Çeşitli kutlamalarda kullanılan havai fişekler çevreye bilinenden çok daha büyük bir zarar veriyor. Yaydıkları kimyasallar hava ve su kirliliği yaratarak insan sağlığını tehdit ederken, ses ve titreşimler ise hayvanların yaşam ve üreme döngülerinde kalıcı hasarlar bırakıyor.
Işık gösterilerinin arkasındaki tehlike: Havai fişekler zehir saçıyor

Havai fişekler görsel ihtişamlarının ötesinde çevre ve hayvan sağlığı açısından ciddi sorunlar yaratıyor. Uzmanlara göre bu kutlamaların arkasında, atmosferi kirleten kimyasallar, korkuya kapılan hayvanlar ve ekosistemi bozan etkenler bulunuyor.
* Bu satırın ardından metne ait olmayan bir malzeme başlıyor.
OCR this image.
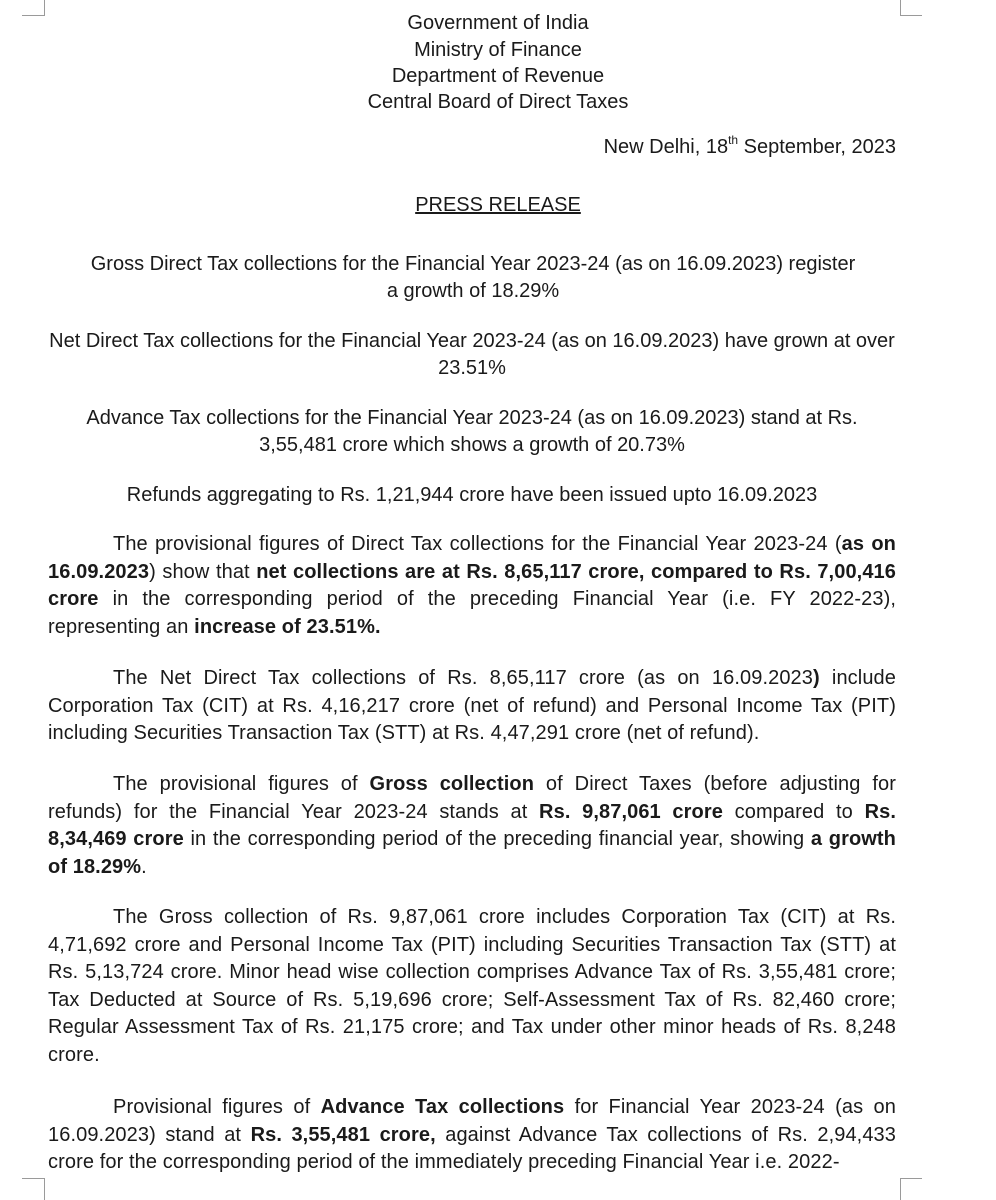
Government of India
Ministry of Finance
Department of Revenue
Central Board of Direct Taxes
New Delhi, 18th September, 2023
PRESS RELEASE
Gross Direct Tax collections for the Financial Year 2023-24 (as on 16.09.2023) register a growth of 18.29%
Net Direct Tax collections for the Financial Year 2023-24 (as on 16.09.2023) have grown at over 23.51%
Advance Tax collections for the Financial Year 2023-24 (as on 16.09.2023) stand at Rs. 3,55,481 crore which shows a growth of 20.73%
Refunds aggregating to Rs. 1,21,944 crore have been issued upto 16.09.2023

The provisional figures of Direct Tax collections for the Financial Year 2023-24 (as on 16.09.2023) show that net collections are at Rs. 8,65,117 crore, compared to Rs. 7,00,416 crore in the corresponding period of the preceding Financial Year (i.e. FY 2022-23), representing an increase of 23.51%.

The Net Direct Tax collections of Rs. 8,65,117 crore (as on 16.09.2023) include Corporation Tax (CIT) at Rs. 4,16,217 crore (net of refund) and Personal Income Tax (PIT) including Securities Transaction Tax (STT) at Rs. 4,47,291 crore (net of refund).

The provisional figures of Gross collection of Direct Taxes (before adjusting for refunds) for the Financial Year 2023-24 stands at Rs. 9,87,061 crore compared to Rs. 8,34,469 crore in the corresponding period of the preceding financial year, showing a growth of 18.29%.

The Gross collection of Rs. 9,87,061 crore includes Corporation Tax (CIT) at Rs. 4,71,692 crore and Personal Income Tax (PIT) including Securities Transaction Tax (STT) at Rs. 5,13,724 crore. Minor head wise collection comprises Advance Tax of Rs. 3,55,481 crore; Tax Deducted at Source of Rs. 5,19,696 crore; Self-Assessment Tax of Rs. 82,460 crore; Regular Assessment Tax of Rs. 21,175 crore; and Tax under other minor heads of Rs. 8,248 crore.

Provisional figures of Advance Tax collections for Financial Year 2023-24 (as on 16.09.2023) stand at Rs. 3,55,481 crore, against Advance Tax collections of Rs. 2,94,433 crore for the corresponding period of the immediately preceding Financial Year i.e. 2022-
Çevre bilimciler, havai fişeklerin patladığı anlarda havaya yayılan ince partiküllerin (özellikle PM2.5), başta solunum yolları olmak üzere insan sağlığı üzerinde olumsuz etkiler yarattığını belirtiyor. 2023 yılında New York’ta yapılan Macy’s havai fişek gösterisinde hava kalitesindeki partikül oranı, normalin onlarca kat üzerine çıkarak 1000 mikrogram/metreküp seviyesini aşmıştı. Dünya Sağlık Örgütü’nün önerdiği günlük sınır ise 15 mikrogram/metreküp civarında.
Asıl etkilenenler sadece insanlar değil. Havai fişeklerin çıkardığı ani ses ve titreşimler, hem evcil hayvanlarda hem de yaban hayatta ciddi strese neden oluyor. Araştırmalar, evcil hayvanların yaklaşık yüzde 75’inin yüksek sese karşı korku ve panik belirtileri gösterdiğini ortaya koyuyor. Atların barınaklarından kaçmaya çalışması, kuşların kuluçka alanlarını terk etmesi ya da balıkların yönünü şaşırması gibi çok sayıda örnek bulunuyor.
Çevreye yayılan kimyasallar da kaygı verici. Özellikle fişeklerde bulunan perklorat gibi bileşenler, suya karışarak göllerde ve nehirlerde kalıcı kirlilik yaratabiliyor. Güney Dakota’daki Rushmore Dağı’nda yıllarca yapılan gösterilerden sonra yeraltı sularında ciddi perklorat birikimi tespit edilmişti. Bu tür kirleticiler, balıklar ve diğer su canlıları için doğrudan tehdit oluşturuyor.
Hayvan davranışları üzerindeki etkiler de bilimsel verilerle destekleniyor. Valencia Üniversitesinin yaptığı bir araştırma, İspanya’daki havai fişek yasaklarının ardından serçe popülasyonlarında üreme oranının yükseldiğini gösterdi. Bu tür veriler, özellikle kuşlar ve diğer hassas türlerin çevresel değişikliklere ne kadar duyarlı olduğunu ortaya koyuyor.
Uzmanlar, bu kutlamaların çevreye daha az zarar veren yollarla da yapılabileceğini belirtiyor. Dron gösterileri ve lazer şovlar gibi alternatifler, hem gürültüsüz hem de kimyasal içermeyen çözümler sunarak benzer bir görsel etki yaratabiliyor. Bazı şehirler bu alternatifleri benimsemeye başlarken, çevre savunucuları da bu yaklaşımın ülke genelinde yaygınlaştırılması çağrısında bulunuyor.